Teodoro Maniaci's photography of a shepherd and his flock traversing a country road and a brick villa on a pond serve as the serene backdrop for an existential crisis where protagonist Theresa (played with smoldering tension by Yvonne Woods) delivers a soliloquy about how she was starved down to 500 calories a day at the age of 13 to look the part of a dancer. We also learn that a strangely inappropriate doctor was employed, who furthered her abuse. The resentments are set; now the audience waits for the big confrontation as the teacher hides upstairs.

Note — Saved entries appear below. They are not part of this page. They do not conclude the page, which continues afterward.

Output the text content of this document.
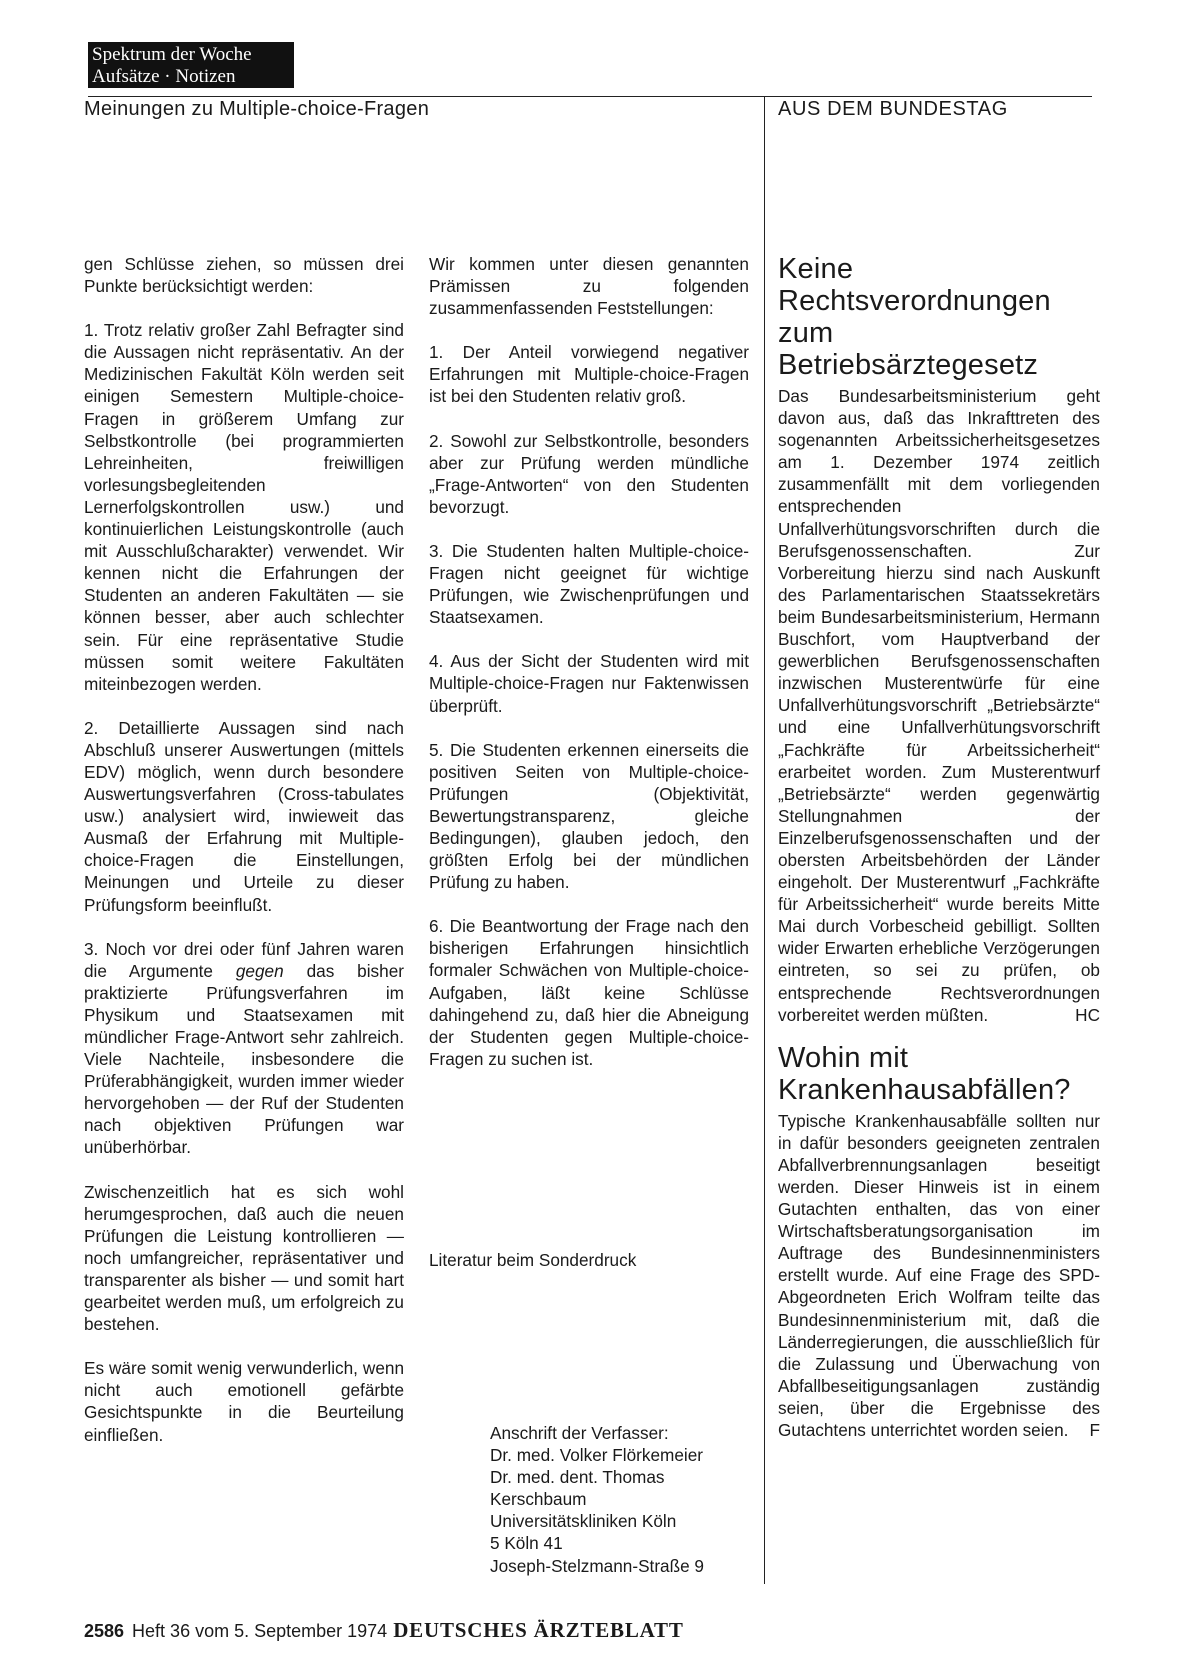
Spektrum der Woche
Aufsätze · Notizen
Meinungen zu Multiple-choice-Fragen	AUS DEM BUNDESTAG

gen Schlüsse ziehen, so müssen drei Punkte berücksichtigt werden:

1. Trotz relativ großer Zahl Befragter sind die Aussagen nicht repräsentativ. An der Medizinischen Fakultät Köln werden seit einigen Semestern Multiple-choice-Fragen in größerem Umfang zur Selbstkontrolle (bei programmierten Lehreinheiten, freiwilligen vorlesungsbegleitenden Lernerfolgskontrollen usw.) und kontinuierlichen Leistungskontrolle (auch mit Ausschlußcharakter) verwendet. Wir kennen nicht die Erfahrungen der Studenten an anderen Fakultäten — sie können besser, aber auch schlechter sein. Für eine repräsentative Studie müssen somit weitere Fakultäten miteinbezogen werden.

2. Detaillierte Aussagen sind nach Abschluß unserer Auswertungen (mittels EDV) möglich, wenn durch besondere Auswertungsverfahren (Cross-tabulates usw.) analysiert wird, inwieweit das Ausmaß der Erfahrung mit Multiple-choice-Fragen die Einstellungen, Meinungen und Urteile zu dieser Prüfungsform beeinflußt.

3. Noch vor drei oder fünf Jahren waren die Argumente gegen das bisher praktizierte Prüfungsverfahren im Physikum und Staatsexamen mit mündlicher Frage-Antwort sehr zahlreich. Viele Nachteile, insbesondere die Prüferabhängigkeit, wurden immer wieder hervorgehoben — der Ruf der Studenten nach objektiven Prüfungen war unüberhörbar.

Zwischenzeitlich hat es sich wohl herumgesprochen, daß auch die neuen Prüfungen die Leistung kontrollieren — noch umfangreicher, repräsentativer und transparenter als bisher — und somit hart gearbeitet werden muß, um erfolgreich zu bestehen.

Es wäre somit wenig verwunderlich, wenn nicht auch emotionell gefärbte Gesichtspunkte in die Beurteilung einfließen.

Wir kommen unter diesen genannten Prämissen zu folgenden zusammenfassenden Feststellungen:

1. Der Anteil vorwiegend negativer Erfahrungen mit Multiple-choice-Fragen ist bei den Studenten relativ groß.

2. Sowohl zur Selbstkontrolle, besonders aber zur Prüfung werden mündliche „Frage-Antworten“ von den Studenten bevorzugt.

3. Die Studenten halten Multiple-choice-Fragen nicht geeignet für wichtige Prüfungen, wie Zwischenprüfungen und Staatsexamen.

4. Aus der Sicht der Studenten wird mit Multiple-choice-Fragen nur Faktenwissen überprüft.

5. Die Studenten erkennen einerseits die positiven Seiten von Multiple-choice-Prüfungen (Objektivität, Bewertungstransparenz, gleiche Bedingungen), glauben jedoch, den größten Erfolg bei der mündlichen Prüfung zu haben.

6. Die Beantwortung der Frage nach den bisherigen Erfahrungen hinsichtlich formaler Schwächen von Multiple-choice-Aufgaben, läßt keine Schlüsse dahingehend zu, daß hier die Abneigung der Studenten gegen Multiple-choice-Fragen zu suchen ist.

Literatur beim Sonderdruck
Anschrift der Verfasser:
Dr. med. Volker Flörkemeier
Dr. med. dent. Thomas
Kerschbaum
Universitätskliniken Köln
5 Köln 41
Joseph-Stelzmann-Straße 9
Keine Rechtsverordnungen zum Betriebsärztegesetz

Das Bundesarbeitsministerium geht davon aus, daß das Inkrafttreten des sogenannten Arbeitssicherheitsgesetzes am 1. Dezember 1974 zeitlich zusammenfällt mit dem vorliegenden entsprechenden Unfallverhütungsvorschriften durch die Berufsgenossenschaften. Zur Vorbereitung hierzu sind nach Auskunft des Parlamentarischen Staatssekretärs beim Bundesarbeitsministerium, Hermann Buschfort, vom Hauptverband der gewerblichen Berufsgenossenschaften inzwischen Musterentwürfe für eine Unfallverhütungsvorschrift „Betriebsärzte“ und eine Unfallverhütungsvorschrift „Fachkräfte für Arbeitssicherheit“ erarbeitet worden. Zum Musterentwurf „Betriebsärzte“ werden gegenwärtig Stellungnahmen der Einzelberufsgenossenschaften und der obersten Arbeitsbehörden der Länder eingeholt. Der Musterentwurf „Fachkräfte für Arbeitssicherheit“ wurde bereits Mitte Mai durch Vorbescheid gebilligt. Sollten wider Erwarten erhebliche Verzögerungen eintreten, so sei zu prüfen, ob entsprechende Rechtsverordnungen vorbereitet werden müßten.	HC

Wohin mit Krankenhausabfällen?

Typische Krankenhausabfälle sollten nur in dafür besonders geeigneten zentralen Abfallverbrennungsanlagen beseitigt werden. Dieser Hinweis ist in einem Gutachten enthalten, das von einer Wirtschaftsberatungsorganisation im Auftrage des Bundesinnenministers erstellt wurde. Auf eine Frage des SPD-Abgeordneten Erich Wolfram teilte das Bundesinnenministerium mit, daß die Länderregierungen, die ausschließlich für die Zulassung und Überwachung von Abfallbeseitigungsanlagen zuständig seien, über die Ergebnisse des Gutachtens unterrichtet worden seien.	F

2586 Heft 36 vom 5. September 1974 DEUTSCHES ÄRZTEBLATT
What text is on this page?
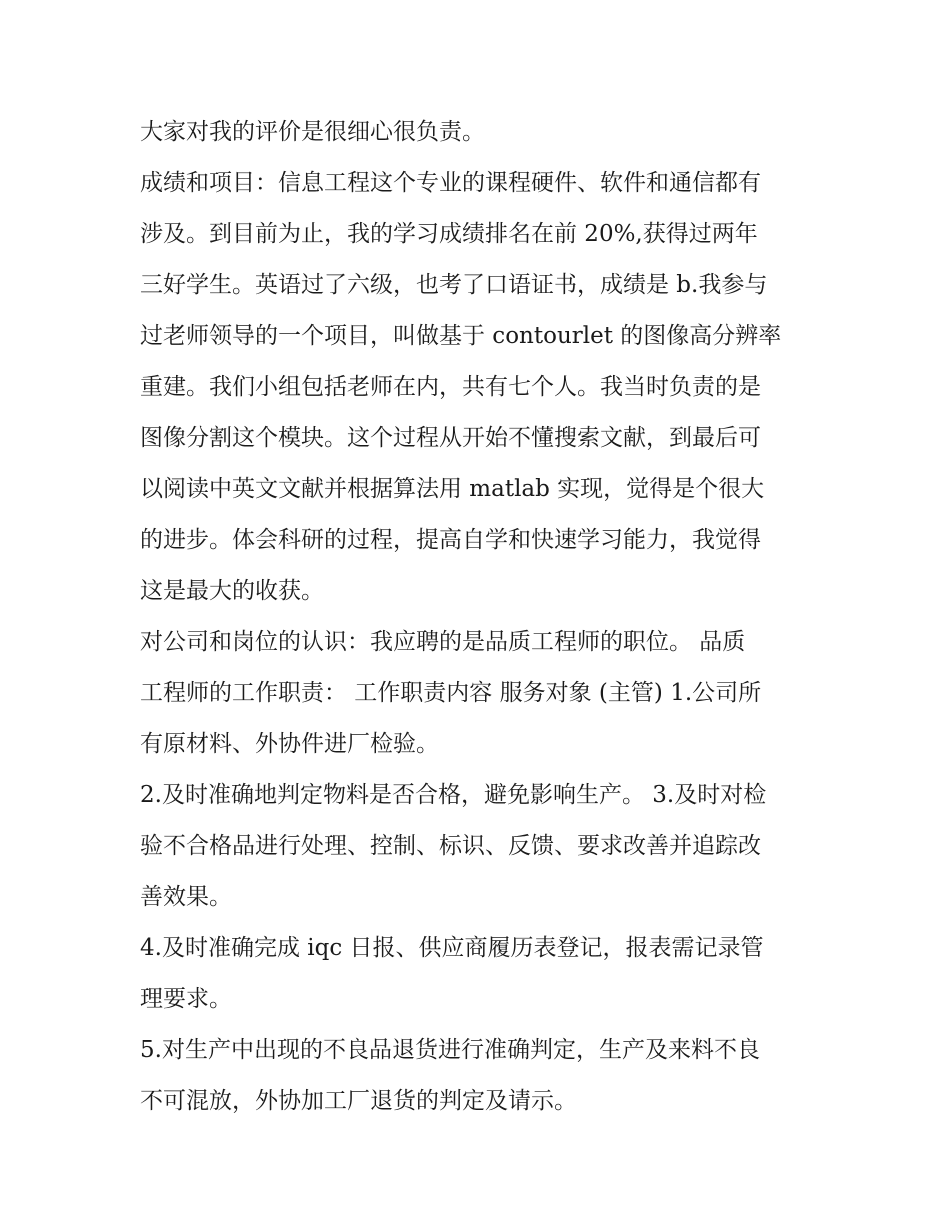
大家对我的评价是很细心很负责。

成绩和项目：信息工程这个专业的课程硬件、软件和通信都有
涉及。到目前为止，我的学习成绩排名在前 20%,获得过两年
三好学生。英语过了六级，也考了口语证书，成绩是 b.我参与
过老师领导的一个项目，叫做基于 contourlet 的图像高分辨率
重建。我们小组包括老师在内，共有七个人。我当时负责的是
图像分割这个模块。这个过程从开始不懂搜索文献，到最后可
以阅读中英文文献并根据算法用 matlab 实现，觉得是个很大
的进步。体会科研的过程，提高自学和快速学习能力，我觉得
这是最大的收获。

对公司和岗位的认识：我应聘的是品质工程师的职位。 品质
工程师的工作职责： 工作职责内容 服务对象 (主管) 1.公司所
有原材料、外协件进厂检验。

2.及时准确地判定物料是否合格，避免影响生产。 3.及时对检
验不合格品进行处理、控制、标识、反馈、要求改善并追踪改
善效果。

4.及时准确完成 iqc 日报、供应商履历表登记，报表需记录管
理要求。

5.对生产中出现的不良品退货进行准确判定，生产及来料不良
不可混放，外协加工厂退货的判定及请示。
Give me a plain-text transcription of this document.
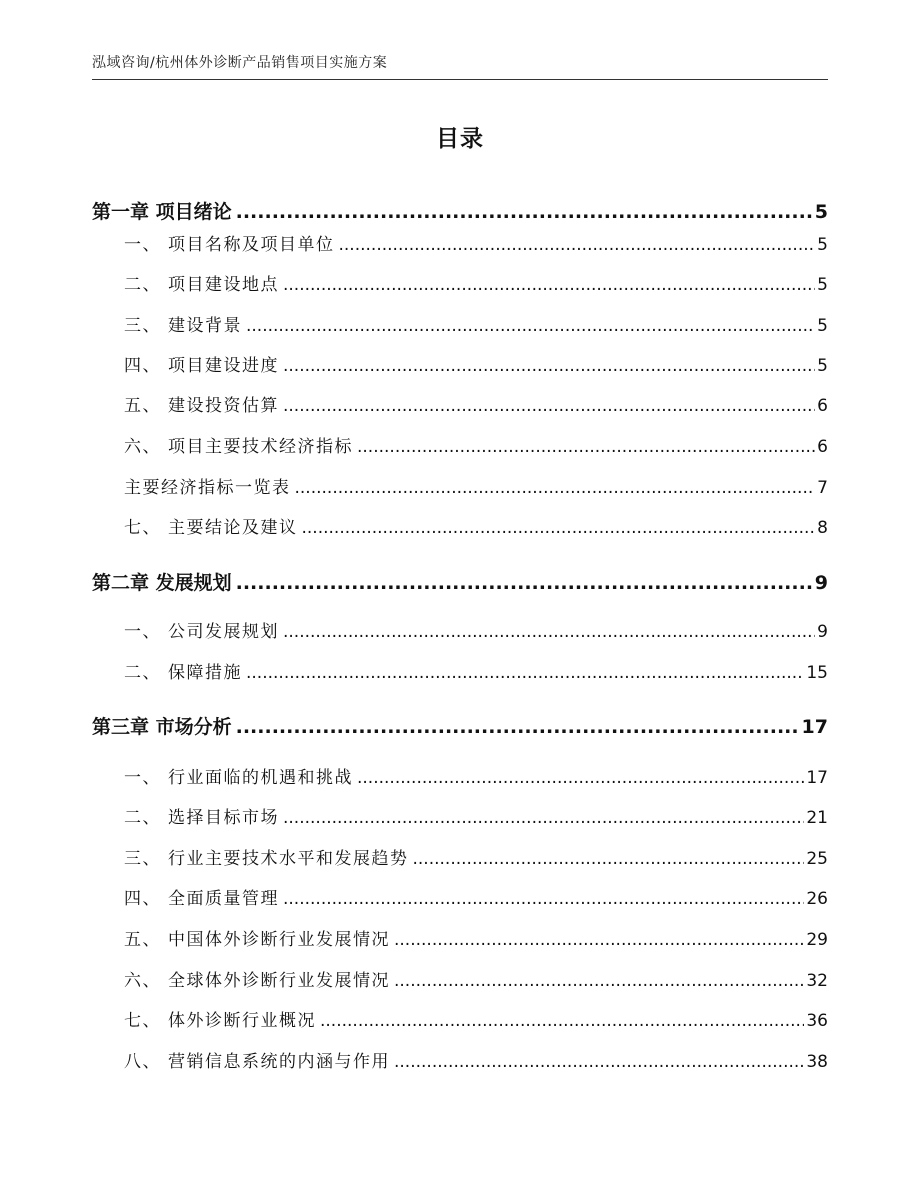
泓域咨询/杭州体外诊断产品销售项目实施方案
目录
第一章 项目绪论 .....	5
一、 项目名称及项目单位 .....	5
二、 项目建设地点 .....	5
三、 建设背景 .....	5
四、 项目建设进度 .....	5
五、 建设投资估算 .....	6
六、 项目主要技术经济指标 .....	6
主要经济指标一览表 .....	7
七、 主要结论及建议 .....	8
第二章 发展规划 .....	9
一、 公司发展规划 .....	9
二、 保障措施 .....	15
第三章 市场分析 .....	17
一、 行业面临的机遇和挑战 .....	17
二、 选择目标市场 .....	21
三、 行业主要技术水平和发展趋势 .....	25
四、 全面质量管理 .....	26
五、 中国体外诊断行业发展情况 .....	29
六、 全球体外诊断行业发展情况 .....	32
七、 体外诊断行业概况 .....	36
八、 营销信息系统的内涵与作用 .....	38
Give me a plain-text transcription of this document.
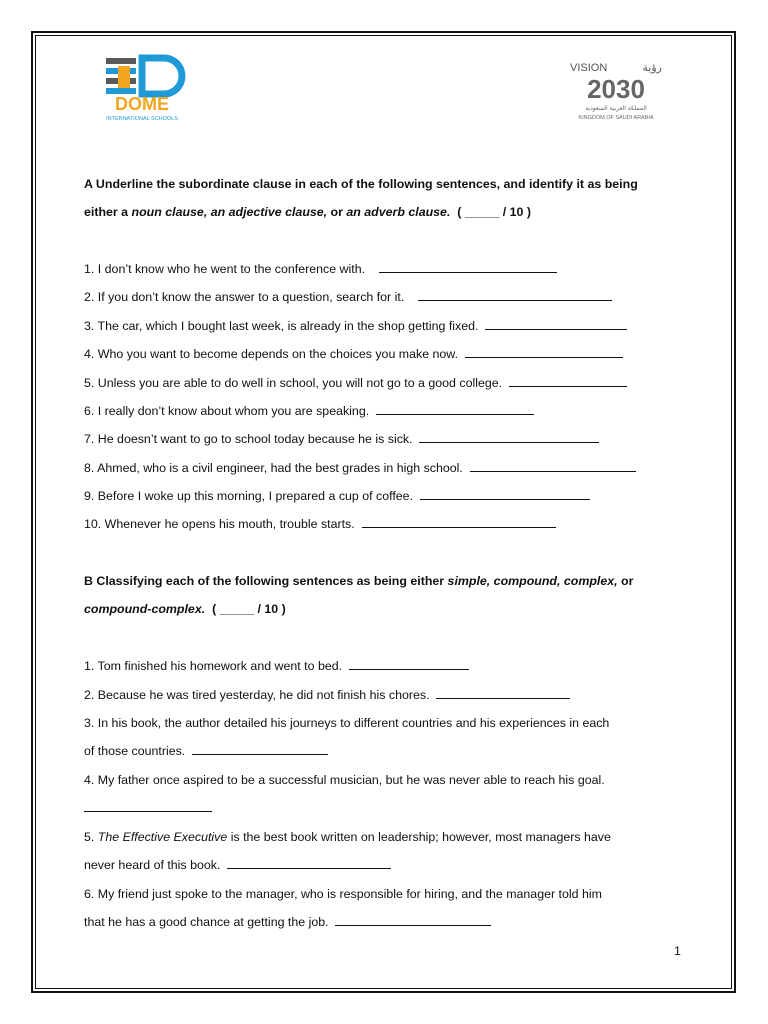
DOME
INTERNATIONAL SCHOOLS
VISION	رؤية
2030
المملكة العربية السعودية
KINGDOM OF SAUDI ARABIA
A Underline the subordinate clause in each of the following sentences, and identify it as being
either a noun clause, an adjective clause, or an adverb clause. ( _____ / 10 )
1. I don’t know who he went to the conference with.
2. If you don’t know the answer to a question, search for it.
3. The car, which I bought last week, is already in the shop getting fixed.
4. Who you want to become depends on the choices you make now.
5. Unless you are able to do well in school, you will not go to a good college.
6. I really don’t know about whom you are speaking.
7. He doesn’t want to go to school today because he is sick.
8. Ahmed, who is a civil engineer, had the best grades in high school.
9. Before I woke up this morning, I prepared a cup of coffee.
10. Whenever he opens his mouth, trouble starts.
B Classifying each of the following sentences as being either simple, compound, complex, or
compound-complex. ( _____ / 10 )
1. Tom finished his homework and went to bed.
2. Because he was tired yesterday, he did not finish his chores.
3. In his book, the author detailed his journeys to different countries and his experiences in each
of those countries.
4. My father once aspired to be a successful musician, but he was never able to reach his goal.
5. The Effective Executive is the best book written on leadership; however, most managers have
never heard of this book.
6. My friend just spoke to the manager, who is responsible for hiring, and the manager told him
that he has a good chance at getting the job.
1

In a performance that could have so easily embraced cliché or melodrama, Woods brings a reserved but poignant realism to her abused character; she embodies the tiny emotional inflections of the character, the wrinkles in the brow, the aching voice. Spina and Stefano Mariotti shoot and edit the sequences before the confrontation with such strong composition and timing (like the utensil drop shot transition and the broken picture frame scene) that the pace propels the drama of the story, climbing the tension until the final conflict between Theresa and her teacher. After the police are sent away, the ending is ambiguous, and although I wanted to learn more, perhaps, like Theresa, there's no satisfying conclusion to this tale of wrongdoing and emotional pain.
Beautifully shot, well-acted, and powerfully written (especially the confessional soliloquy) I'm looking forward to seeing what Cristina Spina brings us in the future. A strong display of technical and narrative skills, 3.5/5 stars.